Keep in mind, if you ever do have an accident, especially a fire, your insurance company will be looking for any reason not to pay. It doesn't matter to them if it was a DIY installation or professional. Even worse, if someone else gets hurt, their insurance company will be looking to you for the medical expenses. I don't want that kind of risk.
I had already put the dual pole model in my wish list but just wanted to know if it was overkill. I am likely to goof something else up :) Thanks
 
Thanks so much, sir....would going with a 32A be a bad thing to do, in particular, if I want to add more panels? The particular supplier has 16A, 32, and 63A.

It depends on how you want to add panels.
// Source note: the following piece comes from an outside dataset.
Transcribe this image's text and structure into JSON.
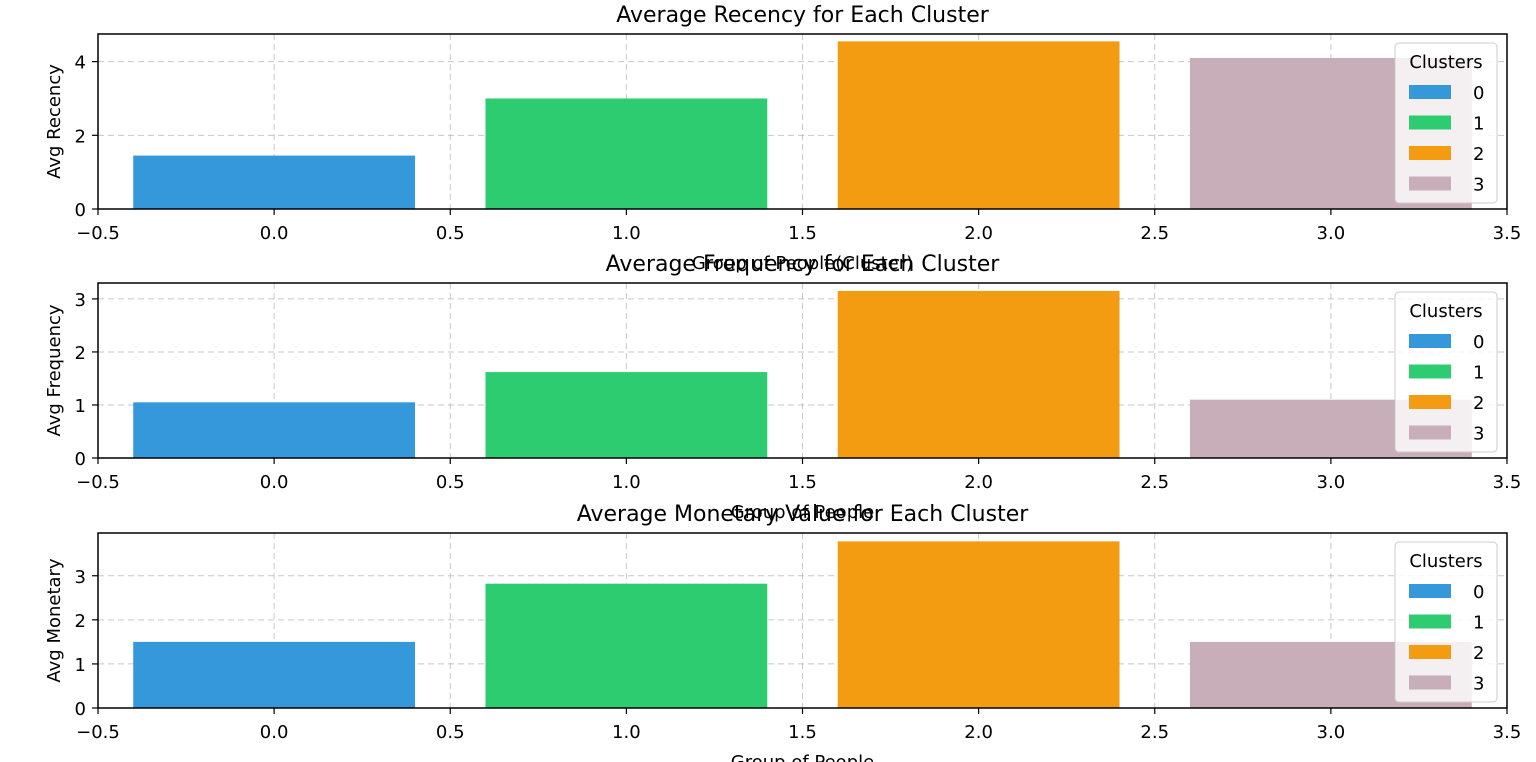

If you add to the existing strings (3s to 4s) then the amps won't go up. So the 16 amp breaker would work. If you're adding a new (parallel) string then the amps will go up and the 16 amp breaker will be too low. In that case the 32 amp breaker would be the next step up. But I would try to find a breaker a little closer to what you thing your max amps x 1.25 would be.
 
5- Should I fuse the positive (+) cable of the main battery to Orion tr?
Yes you should fuse a 35mm cable - further can the Orion even fit a large wire like that?

How large is your alternator?

With 6.5M cable you creating enough resistance that you can potentially omit the Orion altogether and just use a relay (solenoid) to charge from the alternator.
 
Isn't there a distinction between "code" and what works and a DIY can do? I can see a manufacturer or someone doing this type of work for hire having to do things in a certain way, but what about people like myselfW

NO! There is no distinction between code and what diyers can do.

I’m very anti-government interference but the electrical code is there for a reason: to keep those whether pro or diy who don’t know the science from doing dangerous stuff. There’s just this opinion in the USA that codes are there to make your life difficult. No, they’re there to stop fires and electrocutions with an undercurrent of dependability.

BTW 100A wire/fuse is too small for a 1200W inverter. The surge current is 200A. 2/0 is 200A by ABYC while some other charts say 300A. Use 2/0 per
under 15’ (five metres canadian) and a 200A breaker or fuse.